Managing Pretranslation

Opt-in guidelines to enable new locales

It’s important to note that these are not strict criteria: members of staff will evaluate each request to opt in individually, based on their knowledge of the project and direct experience with the locale.

Criteria for enabling pretranslation for a new locale

  • Request needs to come from translators or managers active within the last month (translating or reviewing).
  • There is an active manager for the locale (last activity within 2 months).

Criteria for enabling pretranslation for a new project

  • Less than 400 missing strings, except for projects or locales where existing pretranslation statistics provide high-confidence.
  • Average review time for pretranslations in existing projects is faster than 3 weeks.

Criteria for disabling the feature for a locale or a project

  • Approval rate drops below 40%.
  • Average review time for pretranslations is slower than 6 weeks.

Note that disabling a project would always involve a conversation with reviewers for the locale.

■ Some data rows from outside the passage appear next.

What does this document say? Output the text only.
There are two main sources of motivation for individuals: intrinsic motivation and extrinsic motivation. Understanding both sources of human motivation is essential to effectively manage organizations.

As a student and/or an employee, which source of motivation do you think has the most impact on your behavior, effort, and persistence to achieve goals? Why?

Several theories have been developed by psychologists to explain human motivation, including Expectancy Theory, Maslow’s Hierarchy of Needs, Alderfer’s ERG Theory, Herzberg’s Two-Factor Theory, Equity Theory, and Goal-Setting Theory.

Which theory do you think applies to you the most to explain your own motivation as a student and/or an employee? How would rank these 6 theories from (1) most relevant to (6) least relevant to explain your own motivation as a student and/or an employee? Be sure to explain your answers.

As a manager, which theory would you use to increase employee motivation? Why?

Enabling pretranslation in a project

Access Pontoon’s admin console, and select the project: at the bottom of the page there is a section dedicated to Pretranslation.

IMPORTANT: if this is the first project for a locale, the first step is to train and set up the custom machine translation model in Google AutoML Translation.

Use the checkbox PRETRANSLATION ENABLED to enable the feature for the project, then move the requested locales from the Available list to Chosen. Clicking the PRETRANSLATE button will pretranslate immediately all missing strings in enabled locales, otherwise pretranslation will run automatically as soon as new strings are added to the project.

Train and set up a custom machine translation model

To improve performance of the machine translation engine powering the pretranslation feature, custom machine translation models are trained for each locale using Pontoon’s translation memory. That results in better translation quality than what’s provided by the generic machine translation engine.

To create a custom translation model, first go to the team page of the locale you are creating a custom translation model for and download its translation memory file. Next, go to the Google Cloud console (requires permission) and follow these instructions — in case of doubt, consult the official instructions.

The first step is to create a translation dataset. In the Datasets panel, select CREATE DATASET:

  • For the Dataset name, follow the pattern used by existing datasets: dataset_LOCALE_YYYY_MM_DD (e.g. dataset_pt_BR_2023_09_20, note that - is not allowed).
  • Select the Translate from… language (English (EN)) and the Translate to… language (e.g. Portuguese (PT) for pt-BR).
  • Click CREATE.

This operation will take a few seconds. At the end, an empty dataset with the selected name will be available in the list, with 0 in the Total pairs column. It’s now time to import Pontoon’s translation memory and train the model:

  • Click the dataset, then navigate to the IMPORT tab.
  • Use SELECT FILES to select the downloaded TMX file from your device.
  • Click BROWSE in the Destination on Cloud Storage field and select pontoon-prod-model-data-c1107144.
  • Click CONTINUE to start the import process. The import process will take a few minutes (it’s possible to close this window and return later to the list of datasets, when completed the Status column will say Success: ImportData).
  • Once the import is completed, navigate to the TRAIN tab and click START TRAINING.

Note that creating the model is a background job which takes a few hours (when completed the Status column will say Success: CreateModel), and models for at most 4 locales can be trained concurrently. When the model is created, store its name (usually starting with NM, followed by a series of alphanumeric characters) under Google automl model in the Django’s admin interface of the locale.

From that point on, Machinery will start using the custom machine translation model instead of the generic one and you’ll be set to enable pretranslation for the locale.